LR airport expects decline in fliers

Commission proposes $30.2M operating budget for 2015

Graph showing passenger boardings at Bill and Hillary Clinton National Airport/Adams Field.
Graph showing passenger boardings at Bill and Hillary Clinton National Airport/Adams Field.

The state's largest airport forecasts a larger decline in passenger boardings next year, but it expects revenue to be flat, according to a proposed 2015 operating budget.

The proposed $30.2 million operating budget is 2.6 percent smaller than the proposed operating budget for the year ending Dec. 31. It is 7.5 percent higher than estimates were for the actual 2014 budget.

The proposed 2015 budget for Bill and Hillary Clinton National Airport/Adams Field won the recommendation Friday of the Little Rock Municipal Airport Commission's finance committee. It will be reviewed by the full commission Tuesday.

Airport officials attributed a significant source of the decline in passenger boardings to the poor economic performance in the greater Little Rock area as compared with other parts of the state, such as Jonesboro and Northwest Arkansas.

The total number of passengers going through Clinton National this year through October is 1,752,627, which is down 4.7 percent compared with the same time a year ago.

Airport staff members forecast a 5.1 percent decline next year, with boardings dipping below 1 million for the first time in years.

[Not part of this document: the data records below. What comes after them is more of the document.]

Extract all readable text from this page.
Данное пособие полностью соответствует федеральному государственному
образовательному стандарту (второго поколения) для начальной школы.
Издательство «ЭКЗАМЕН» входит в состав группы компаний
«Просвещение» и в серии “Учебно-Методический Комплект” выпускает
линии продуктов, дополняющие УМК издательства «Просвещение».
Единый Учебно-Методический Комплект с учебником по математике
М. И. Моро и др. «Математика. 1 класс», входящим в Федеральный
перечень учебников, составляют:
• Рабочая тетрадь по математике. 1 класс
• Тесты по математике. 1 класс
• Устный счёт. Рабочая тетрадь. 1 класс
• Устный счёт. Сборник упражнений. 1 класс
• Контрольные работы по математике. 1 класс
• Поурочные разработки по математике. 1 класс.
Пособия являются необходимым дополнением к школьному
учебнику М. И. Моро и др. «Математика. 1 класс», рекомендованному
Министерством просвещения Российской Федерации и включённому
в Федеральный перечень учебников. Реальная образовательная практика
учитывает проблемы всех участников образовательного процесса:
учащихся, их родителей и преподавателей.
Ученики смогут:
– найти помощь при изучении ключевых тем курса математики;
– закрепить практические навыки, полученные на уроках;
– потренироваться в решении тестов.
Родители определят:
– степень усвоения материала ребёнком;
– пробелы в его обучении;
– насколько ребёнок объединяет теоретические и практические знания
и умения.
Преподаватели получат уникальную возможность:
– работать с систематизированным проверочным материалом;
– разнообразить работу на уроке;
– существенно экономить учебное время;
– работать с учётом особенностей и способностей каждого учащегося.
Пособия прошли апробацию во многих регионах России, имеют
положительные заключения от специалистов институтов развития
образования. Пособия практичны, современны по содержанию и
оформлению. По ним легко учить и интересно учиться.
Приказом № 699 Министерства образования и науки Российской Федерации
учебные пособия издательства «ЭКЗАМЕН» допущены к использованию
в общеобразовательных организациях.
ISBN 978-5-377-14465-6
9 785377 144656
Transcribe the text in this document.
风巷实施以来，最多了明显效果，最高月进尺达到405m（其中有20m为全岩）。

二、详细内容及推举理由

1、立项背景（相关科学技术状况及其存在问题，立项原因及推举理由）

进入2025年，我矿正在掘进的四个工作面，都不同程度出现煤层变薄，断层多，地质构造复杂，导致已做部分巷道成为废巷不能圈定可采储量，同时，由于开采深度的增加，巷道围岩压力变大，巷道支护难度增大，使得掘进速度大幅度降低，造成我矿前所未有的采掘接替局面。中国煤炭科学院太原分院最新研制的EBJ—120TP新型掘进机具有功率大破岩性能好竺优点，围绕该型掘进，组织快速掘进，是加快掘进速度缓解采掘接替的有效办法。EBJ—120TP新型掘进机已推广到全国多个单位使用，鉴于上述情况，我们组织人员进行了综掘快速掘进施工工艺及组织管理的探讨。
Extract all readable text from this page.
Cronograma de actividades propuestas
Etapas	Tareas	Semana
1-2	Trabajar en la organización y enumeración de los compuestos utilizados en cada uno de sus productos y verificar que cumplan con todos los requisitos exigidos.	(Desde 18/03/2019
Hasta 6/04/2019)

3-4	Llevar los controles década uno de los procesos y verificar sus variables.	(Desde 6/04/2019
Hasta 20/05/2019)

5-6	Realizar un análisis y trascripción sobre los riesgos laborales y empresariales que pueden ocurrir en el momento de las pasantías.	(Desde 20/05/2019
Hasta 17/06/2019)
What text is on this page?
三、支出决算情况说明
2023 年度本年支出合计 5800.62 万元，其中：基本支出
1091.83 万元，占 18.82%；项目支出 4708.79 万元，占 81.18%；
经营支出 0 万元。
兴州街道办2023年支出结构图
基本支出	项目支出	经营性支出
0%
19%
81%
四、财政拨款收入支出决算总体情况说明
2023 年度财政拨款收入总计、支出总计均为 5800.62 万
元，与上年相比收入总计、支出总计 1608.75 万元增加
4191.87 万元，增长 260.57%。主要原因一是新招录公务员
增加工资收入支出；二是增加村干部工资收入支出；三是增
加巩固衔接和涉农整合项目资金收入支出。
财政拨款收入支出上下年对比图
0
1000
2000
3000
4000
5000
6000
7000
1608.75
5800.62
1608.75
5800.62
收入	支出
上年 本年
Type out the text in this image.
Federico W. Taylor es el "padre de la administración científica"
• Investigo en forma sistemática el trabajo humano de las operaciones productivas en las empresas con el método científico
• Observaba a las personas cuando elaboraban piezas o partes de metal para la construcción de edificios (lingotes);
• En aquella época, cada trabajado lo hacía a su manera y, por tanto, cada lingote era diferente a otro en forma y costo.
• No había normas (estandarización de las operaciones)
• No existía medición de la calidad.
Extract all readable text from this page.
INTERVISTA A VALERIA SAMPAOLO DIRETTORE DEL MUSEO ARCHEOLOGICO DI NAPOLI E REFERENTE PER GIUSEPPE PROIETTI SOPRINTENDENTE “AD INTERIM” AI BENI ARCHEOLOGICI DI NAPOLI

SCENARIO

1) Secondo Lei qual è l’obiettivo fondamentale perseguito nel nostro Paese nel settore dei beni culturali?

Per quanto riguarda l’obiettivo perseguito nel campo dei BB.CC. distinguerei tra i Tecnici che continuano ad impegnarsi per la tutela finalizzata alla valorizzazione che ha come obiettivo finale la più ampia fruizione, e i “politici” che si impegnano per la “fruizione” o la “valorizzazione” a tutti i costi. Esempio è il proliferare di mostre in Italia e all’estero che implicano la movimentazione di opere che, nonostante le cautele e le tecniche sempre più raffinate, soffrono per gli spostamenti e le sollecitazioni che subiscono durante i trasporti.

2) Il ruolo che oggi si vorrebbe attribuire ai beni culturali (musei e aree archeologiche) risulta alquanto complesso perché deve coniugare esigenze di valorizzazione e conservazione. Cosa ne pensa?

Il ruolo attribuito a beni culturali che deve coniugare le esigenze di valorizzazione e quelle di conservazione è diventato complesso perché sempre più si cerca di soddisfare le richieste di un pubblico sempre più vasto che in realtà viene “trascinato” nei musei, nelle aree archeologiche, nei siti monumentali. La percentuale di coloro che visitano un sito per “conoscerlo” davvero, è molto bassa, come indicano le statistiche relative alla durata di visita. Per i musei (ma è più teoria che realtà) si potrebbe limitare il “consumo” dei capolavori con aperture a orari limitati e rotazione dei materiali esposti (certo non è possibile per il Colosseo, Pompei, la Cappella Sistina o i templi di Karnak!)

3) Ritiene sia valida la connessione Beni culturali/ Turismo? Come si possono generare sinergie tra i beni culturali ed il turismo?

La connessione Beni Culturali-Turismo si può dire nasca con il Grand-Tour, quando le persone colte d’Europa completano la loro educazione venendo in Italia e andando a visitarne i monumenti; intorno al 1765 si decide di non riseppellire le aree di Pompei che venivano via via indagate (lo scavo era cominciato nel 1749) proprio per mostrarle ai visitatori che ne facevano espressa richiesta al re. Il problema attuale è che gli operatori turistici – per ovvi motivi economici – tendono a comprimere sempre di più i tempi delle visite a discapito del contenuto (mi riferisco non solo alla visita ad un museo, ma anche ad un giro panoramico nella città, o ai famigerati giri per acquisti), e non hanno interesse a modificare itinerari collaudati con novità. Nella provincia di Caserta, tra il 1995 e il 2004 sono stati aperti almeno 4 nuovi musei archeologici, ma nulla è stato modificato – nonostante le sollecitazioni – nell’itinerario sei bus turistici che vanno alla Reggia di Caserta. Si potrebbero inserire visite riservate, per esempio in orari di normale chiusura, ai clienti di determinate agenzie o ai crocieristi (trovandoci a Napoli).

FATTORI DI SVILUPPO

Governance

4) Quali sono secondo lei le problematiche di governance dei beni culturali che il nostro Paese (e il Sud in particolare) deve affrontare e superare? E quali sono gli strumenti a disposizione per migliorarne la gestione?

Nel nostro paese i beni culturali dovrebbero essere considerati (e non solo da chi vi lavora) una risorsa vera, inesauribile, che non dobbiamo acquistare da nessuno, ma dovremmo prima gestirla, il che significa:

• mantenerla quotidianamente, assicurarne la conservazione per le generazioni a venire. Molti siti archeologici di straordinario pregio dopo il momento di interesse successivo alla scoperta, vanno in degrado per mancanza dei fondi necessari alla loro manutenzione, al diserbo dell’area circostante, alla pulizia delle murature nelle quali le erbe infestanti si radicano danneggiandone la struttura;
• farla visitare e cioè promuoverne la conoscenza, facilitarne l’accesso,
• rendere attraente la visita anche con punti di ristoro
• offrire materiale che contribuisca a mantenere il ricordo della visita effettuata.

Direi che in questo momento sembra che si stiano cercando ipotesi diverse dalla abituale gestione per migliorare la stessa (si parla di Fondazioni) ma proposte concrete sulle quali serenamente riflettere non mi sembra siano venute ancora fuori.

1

From 2006 to 2013, passenger boardings fell 14.9 percent, or by 189,850, according to airport figures.

Other factors in the decline include increasing domestic airfares, the merger and consolidation of American Airlines and U.S. Airways, and the expiration of the Wright Amendment, which placed limitations on where Southwest Airlines could fly.

The Wright Amendment expired Oct. 13. As a result, Clinton National lost four daily flights to Dallas and Houston this month as the airline moves its aircraft from small and medium airports to more profitable routes, airport officials said.

But slow growth in the regional economy is also a factor.

"It explains why our emplanements are down," said Ron Mathieu, the airport's executive director. "The economy in this area is not producing at the rate of a Jonesboro or a Fayetteville."

The Fayetteville economy grew 5.8 percent on average from 2010 to 2013, while Jonesboro's economy grew 2.4 percent during the same period, according to the Federal Reserve.

The Little Rock area not only trailed both of those regions with a growth rate of 0.7 percent but it also trailed the national average of 2.1 percent.

"We can't overlook this information," Mathieu said. "This explains in part in a major way what we've been experiencing here."

Net income in 2015 is expected to be $7,397,682 on revenue of $30,251,649. The proposed 2014 budget had projected net income to be $6,792,700 on revenue of $30,402,522.

Actual net income for 2014 is estimated to be $9,139,216 on revenue of $30,402,005.

The comparisons between proposed budgets year to year and proposed budgets to actual budgets is a continuing source of friction between airport staff and one of the commissioners, Tom Schueck, who prefers comparing the proposed budget to what actually happened as far as revenue, expenses and income go.

But Mathieu said too many unanticipated things could happen year to year to expect the airport staff to use actual revenue, expenses and income as a base for the next year's budget.

"This is a plan with a lot of unknowns," he said at Friday's meeting of the finance committee. "We have to base it on what we know."

Schueck noted that proposed operating expenses in 2015 are $22,407,087, which the airport staff trumpets as 2.4 percent less than operating expenses in the current budget as proposed. But the figure is 7.5 percent higher than actual estimated expenses for 2014, he said.

Another commissioner, Virgil Miller Jr., pointed out that the 2015 budget anticipates no income from Dassault Falcon, the aircraft-maker that has a large completion facility at the airport, for renting hangar space at the shuttered Hawker Beechcraft facility to store aircraft. The airport has collected $185,000 from Dassault Falcon this year.

"Is this being overly conservative?" he asked.

Bryan Malinowski, the airport's deputy executive director, said Dassault Falcon uses the Hawker Beechcraft hangar on a month-to-month basis, and the airport cannot predict how long it will continue.

"It's very fluid," he said.

Overall, the commissioners praised the staff's proposed budget with Miller echoing Schueck's comments, calling it "very impressive and very detailed."

"It makes sense," Miller said. "You explain everything."